DALLAS (CBSDFW.COM) – Mother’s Day can be tough for Andrea Betts.
“It’s hard because I want to be a mother, but I can’t be yet,” she said.
Last February, she and her husband, Ryan Smith, were approaching their one year anniversary, the date they planned to start trying.
“My brain and my heart and everything was really set on doing that right now,” she said.
But, when doctors diagnosed Betts with breast cancer, her well laid plans came crashing down.
“All this information and news is raining down on you, and the one question I had for him was, ‘what about kids?,’ said Betts.
Dr. Walid Saleh, of the Sher Fertility Institute said, her response was a common one among young women diagnosed with cancer.
“For some women, the infertility is more stressful than the cancer diagnosis,” he said.

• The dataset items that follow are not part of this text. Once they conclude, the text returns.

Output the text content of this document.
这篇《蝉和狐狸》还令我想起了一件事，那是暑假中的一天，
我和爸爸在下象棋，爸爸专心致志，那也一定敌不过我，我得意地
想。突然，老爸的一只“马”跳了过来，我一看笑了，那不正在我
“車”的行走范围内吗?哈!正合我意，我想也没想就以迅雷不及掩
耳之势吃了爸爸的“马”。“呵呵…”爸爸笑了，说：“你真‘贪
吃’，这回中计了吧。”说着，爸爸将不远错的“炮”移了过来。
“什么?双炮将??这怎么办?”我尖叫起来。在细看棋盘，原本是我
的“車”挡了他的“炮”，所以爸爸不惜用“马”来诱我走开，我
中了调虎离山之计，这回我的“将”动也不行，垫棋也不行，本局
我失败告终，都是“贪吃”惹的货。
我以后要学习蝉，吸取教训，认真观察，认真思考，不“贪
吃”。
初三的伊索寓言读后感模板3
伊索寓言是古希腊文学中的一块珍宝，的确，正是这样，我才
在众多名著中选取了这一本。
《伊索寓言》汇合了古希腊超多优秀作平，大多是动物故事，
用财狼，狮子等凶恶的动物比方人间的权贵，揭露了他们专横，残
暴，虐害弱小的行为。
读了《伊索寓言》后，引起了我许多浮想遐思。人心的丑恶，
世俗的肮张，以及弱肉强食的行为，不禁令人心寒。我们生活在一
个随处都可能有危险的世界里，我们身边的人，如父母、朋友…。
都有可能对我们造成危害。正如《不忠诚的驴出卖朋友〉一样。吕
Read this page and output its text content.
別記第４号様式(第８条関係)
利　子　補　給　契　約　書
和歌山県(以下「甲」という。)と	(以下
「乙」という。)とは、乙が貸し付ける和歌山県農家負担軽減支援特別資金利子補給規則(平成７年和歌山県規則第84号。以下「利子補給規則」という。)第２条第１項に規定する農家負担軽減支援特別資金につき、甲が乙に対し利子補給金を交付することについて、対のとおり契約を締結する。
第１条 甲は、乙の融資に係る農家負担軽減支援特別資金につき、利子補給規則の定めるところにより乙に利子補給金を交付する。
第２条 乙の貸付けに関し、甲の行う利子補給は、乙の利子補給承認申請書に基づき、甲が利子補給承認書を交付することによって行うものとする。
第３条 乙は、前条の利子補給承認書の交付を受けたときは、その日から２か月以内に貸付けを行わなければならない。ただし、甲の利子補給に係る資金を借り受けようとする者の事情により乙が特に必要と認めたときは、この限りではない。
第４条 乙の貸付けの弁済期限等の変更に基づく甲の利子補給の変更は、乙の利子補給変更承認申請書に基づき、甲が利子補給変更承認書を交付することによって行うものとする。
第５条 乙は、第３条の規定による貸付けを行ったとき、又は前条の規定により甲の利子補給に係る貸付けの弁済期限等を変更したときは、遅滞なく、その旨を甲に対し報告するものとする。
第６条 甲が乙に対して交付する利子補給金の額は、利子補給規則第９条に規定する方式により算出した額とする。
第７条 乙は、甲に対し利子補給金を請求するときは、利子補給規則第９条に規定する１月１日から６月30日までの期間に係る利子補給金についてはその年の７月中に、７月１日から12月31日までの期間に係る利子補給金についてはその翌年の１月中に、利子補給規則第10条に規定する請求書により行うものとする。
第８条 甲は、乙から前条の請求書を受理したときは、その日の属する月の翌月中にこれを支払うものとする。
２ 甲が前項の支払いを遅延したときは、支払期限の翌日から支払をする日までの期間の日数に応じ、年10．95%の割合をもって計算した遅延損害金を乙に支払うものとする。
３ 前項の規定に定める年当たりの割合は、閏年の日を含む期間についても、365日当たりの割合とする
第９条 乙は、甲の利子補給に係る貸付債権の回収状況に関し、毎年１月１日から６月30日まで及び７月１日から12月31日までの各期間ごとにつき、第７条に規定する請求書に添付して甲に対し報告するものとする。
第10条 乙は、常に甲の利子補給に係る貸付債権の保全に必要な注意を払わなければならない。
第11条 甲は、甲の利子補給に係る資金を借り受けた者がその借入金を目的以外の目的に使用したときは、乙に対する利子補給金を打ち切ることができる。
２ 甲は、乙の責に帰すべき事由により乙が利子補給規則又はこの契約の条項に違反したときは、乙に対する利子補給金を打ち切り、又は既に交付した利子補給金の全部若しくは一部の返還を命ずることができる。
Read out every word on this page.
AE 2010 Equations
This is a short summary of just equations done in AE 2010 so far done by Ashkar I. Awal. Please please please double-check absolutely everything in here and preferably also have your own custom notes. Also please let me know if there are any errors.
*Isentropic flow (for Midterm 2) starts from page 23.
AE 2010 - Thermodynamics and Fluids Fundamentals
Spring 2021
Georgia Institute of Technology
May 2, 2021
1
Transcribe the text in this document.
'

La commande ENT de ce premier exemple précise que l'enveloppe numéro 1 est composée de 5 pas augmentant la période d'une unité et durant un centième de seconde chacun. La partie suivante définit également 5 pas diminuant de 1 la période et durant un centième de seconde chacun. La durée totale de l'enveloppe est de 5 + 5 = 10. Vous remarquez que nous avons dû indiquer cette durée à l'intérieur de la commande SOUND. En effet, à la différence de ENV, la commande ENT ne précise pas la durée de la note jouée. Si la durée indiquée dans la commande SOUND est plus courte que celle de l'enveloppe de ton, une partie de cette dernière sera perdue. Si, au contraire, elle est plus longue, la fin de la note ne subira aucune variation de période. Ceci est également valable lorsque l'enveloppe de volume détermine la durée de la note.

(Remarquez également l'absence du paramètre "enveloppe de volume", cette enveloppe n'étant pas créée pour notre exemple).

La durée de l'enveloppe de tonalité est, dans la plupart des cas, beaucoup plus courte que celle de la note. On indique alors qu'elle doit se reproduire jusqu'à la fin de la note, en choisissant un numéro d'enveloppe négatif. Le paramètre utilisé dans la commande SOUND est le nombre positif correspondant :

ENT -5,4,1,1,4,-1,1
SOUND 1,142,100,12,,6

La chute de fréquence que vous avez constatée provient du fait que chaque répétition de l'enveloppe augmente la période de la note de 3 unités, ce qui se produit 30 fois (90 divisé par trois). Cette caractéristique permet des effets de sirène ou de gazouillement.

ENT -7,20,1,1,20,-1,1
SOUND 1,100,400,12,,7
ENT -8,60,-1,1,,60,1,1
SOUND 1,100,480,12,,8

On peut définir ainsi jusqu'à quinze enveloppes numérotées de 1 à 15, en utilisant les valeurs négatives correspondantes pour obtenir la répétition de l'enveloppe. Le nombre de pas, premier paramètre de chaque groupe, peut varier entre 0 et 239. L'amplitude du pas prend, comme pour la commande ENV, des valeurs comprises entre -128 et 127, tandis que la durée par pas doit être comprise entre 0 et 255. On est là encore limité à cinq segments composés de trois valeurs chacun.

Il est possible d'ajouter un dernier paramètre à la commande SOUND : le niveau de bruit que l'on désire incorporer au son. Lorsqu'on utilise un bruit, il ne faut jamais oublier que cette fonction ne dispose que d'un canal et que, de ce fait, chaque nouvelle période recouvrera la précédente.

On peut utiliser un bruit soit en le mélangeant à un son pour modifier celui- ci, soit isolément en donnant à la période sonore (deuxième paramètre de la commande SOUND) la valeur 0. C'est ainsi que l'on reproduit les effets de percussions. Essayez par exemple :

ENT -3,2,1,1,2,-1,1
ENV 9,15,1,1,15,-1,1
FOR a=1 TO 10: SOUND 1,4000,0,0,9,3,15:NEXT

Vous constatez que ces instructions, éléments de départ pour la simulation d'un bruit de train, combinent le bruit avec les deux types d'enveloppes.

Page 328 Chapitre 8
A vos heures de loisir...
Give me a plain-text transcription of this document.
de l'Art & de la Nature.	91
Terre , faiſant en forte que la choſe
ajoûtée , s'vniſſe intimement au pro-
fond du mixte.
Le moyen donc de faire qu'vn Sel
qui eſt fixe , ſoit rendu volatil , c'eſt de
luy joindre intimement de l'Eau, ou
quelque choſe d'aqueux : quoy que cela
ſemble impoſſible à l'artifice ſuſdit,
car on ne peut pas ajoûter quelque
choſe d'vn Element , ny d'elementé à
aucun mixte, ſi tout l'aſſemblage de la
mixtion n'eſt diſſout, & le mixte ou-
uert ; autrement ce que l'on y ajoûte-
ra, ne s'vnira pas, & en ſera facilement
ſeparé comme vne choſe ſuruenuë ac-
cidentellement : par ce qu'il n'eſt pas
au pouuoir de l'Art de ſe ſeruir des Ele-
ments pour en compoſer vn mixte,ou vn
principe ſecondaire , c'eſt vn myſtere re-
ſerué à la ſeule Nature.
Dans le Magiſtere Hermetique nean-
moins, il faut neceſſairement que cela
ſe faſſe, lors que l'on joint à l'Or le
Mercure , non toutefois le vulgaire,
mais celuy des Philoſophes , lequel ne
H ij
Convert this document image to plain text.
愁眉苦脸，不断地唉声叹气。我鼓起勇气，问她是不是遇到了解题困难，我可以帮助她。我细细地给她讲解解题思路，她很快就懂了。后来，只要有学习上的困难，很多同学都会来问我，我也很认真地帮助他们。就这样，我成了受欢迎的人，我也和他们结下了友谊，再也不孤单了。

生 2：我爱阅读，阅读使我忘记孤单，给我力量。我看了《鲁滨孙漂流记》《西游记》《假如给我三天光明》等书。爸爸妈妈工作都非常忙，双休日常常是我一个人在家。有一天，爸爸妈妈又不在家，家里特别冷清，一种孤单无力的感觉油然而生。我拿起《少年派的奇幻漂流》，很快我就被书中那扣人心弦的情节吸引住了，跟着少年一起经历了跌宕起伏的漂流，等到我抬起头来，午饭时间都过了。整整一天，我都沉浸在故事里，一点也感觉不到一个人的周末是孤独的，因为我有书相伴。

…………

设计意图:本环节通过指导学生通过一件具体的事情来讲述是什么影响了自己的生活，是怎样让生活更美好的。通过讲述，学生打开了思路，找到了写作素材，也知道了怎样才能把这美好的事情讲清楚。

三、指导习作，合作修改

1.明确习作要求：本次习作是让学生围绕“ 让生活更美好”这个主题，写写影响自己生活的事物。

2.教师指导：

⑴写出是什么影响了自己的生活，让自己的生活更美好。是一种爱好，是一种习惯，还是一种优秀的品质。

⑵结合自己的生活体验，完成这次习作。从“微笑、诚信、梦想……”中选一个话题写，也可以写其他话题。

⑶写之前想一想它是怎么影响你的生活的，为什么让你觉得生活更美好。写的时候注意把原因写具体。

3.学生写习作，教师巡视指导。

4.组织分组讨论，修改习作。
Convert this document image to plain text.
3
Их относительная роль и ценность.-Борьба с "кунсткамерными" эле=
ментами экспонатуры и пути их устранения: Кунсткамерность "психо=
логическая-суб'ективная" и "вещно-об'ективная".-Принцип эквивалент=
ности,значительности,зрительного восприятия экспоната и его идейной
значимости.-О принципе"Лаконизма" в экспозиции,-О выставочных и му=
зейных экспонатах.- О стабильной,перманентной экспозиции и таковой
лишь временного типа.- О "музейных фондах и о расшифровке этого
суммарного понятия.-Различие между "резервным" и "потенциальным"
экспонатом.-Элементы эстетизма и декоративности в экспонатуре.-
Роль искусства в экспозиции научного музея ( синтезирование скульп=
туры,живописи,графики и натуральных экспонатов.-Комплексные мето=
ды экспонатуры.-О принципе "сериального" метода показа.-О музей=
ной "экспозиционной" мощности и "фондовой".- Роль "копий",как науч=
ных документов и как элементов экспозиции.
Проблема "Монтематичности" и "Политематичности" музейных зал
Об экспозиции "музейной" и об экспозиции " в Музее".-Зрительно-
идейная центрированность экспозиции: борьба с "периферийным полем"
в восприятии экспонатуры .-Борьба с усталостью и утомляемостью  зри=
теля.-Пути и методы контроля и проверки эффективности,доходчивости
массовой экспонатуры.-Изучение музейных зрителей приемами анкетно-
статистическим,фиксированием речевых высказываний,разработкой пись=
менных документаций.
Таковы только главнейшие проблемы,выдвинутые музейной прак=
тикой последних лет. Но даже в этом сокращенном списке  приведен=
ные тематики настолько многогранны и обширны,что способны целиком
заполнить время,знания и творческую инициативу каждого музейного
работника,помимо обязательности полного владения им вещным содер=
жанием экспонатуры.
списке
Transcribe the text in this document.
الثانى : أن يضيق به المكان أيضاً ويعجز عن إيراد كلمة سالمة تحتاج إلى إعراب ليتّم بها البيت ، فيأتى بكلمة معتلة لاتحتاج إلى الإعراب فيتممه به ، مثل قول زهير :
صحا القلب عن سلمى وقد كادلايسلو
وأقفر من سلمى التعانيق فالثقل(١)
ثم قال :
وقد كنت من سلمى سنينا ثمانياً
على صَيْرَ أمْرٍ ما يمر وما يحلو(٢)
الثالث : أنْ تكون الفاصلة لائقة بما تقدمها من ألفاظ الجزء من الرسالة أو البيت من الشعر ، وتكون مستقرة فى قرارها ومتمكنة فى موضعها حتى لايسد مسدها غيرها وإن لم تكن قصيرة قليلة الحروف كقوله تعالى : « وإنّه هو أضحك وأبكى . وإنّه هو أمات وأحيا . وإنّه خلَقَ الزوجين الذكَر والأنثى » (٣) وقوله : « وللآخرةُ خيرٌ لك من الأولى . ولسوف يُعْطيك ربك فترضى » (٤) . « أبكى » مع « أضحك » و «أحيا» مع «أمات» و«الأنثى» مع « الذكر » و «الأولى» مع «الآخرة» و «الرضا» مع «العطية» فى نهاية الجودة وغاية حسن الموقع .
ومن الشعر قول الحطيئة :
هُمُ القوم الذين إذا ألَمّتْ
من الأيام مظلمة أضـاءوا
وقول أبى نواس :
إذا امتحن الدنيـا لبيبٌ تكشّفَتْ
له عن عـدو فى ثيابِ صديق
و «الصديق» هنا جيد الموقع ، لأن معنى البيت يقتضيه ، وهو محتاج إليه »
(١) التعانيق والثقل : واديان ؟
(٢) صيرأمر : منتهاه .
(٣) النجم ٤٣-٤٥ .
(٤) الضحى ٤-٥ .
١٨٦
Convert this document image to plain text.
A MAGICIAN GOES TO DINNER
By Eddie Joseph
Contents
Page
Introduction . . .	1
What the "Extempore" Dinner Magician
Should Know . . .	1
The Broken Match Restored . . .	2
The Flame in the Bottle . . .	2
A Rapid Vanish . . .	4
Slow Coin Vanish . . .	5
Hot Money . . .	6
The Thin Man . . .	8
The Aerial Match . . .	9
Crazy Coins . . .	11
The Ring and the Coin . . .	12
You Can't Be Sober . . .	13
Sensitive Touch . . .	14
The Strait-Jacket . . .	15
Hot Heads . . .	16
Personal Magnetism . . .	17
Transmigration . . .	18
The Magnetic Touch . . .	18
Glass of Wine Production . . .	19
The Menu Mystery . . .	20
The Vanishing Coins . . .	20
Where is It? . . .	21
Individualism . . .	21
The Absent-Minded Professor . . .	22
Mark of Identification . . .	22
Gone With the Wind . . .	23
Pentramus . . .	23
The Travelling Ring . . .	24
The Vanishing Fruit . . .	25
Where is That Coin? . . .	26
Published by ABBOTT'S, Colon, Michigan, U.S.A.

The Institute’s fertility rescue program, though, helps cancer patients freeze eggs or embryos for the future, free of charge. The normal cost for the service is about $10,000, according to Dr. Saleh.
Betts and her husband had only one shot, though, to produce a fertilized egg before she had to start chemo. Their attempt paid off.
“We got an amazing number of little embryos,” she said. “We feel close to them. They’re like our little guys.”
Betts still has to wait another six years to make sure she’s free of cancer and the drugs, before doctors can implant an embryo.
“There’s still not certainty, but there’s a really good chance. It feels like the reward at the end of a very long tunnel,” said Smith.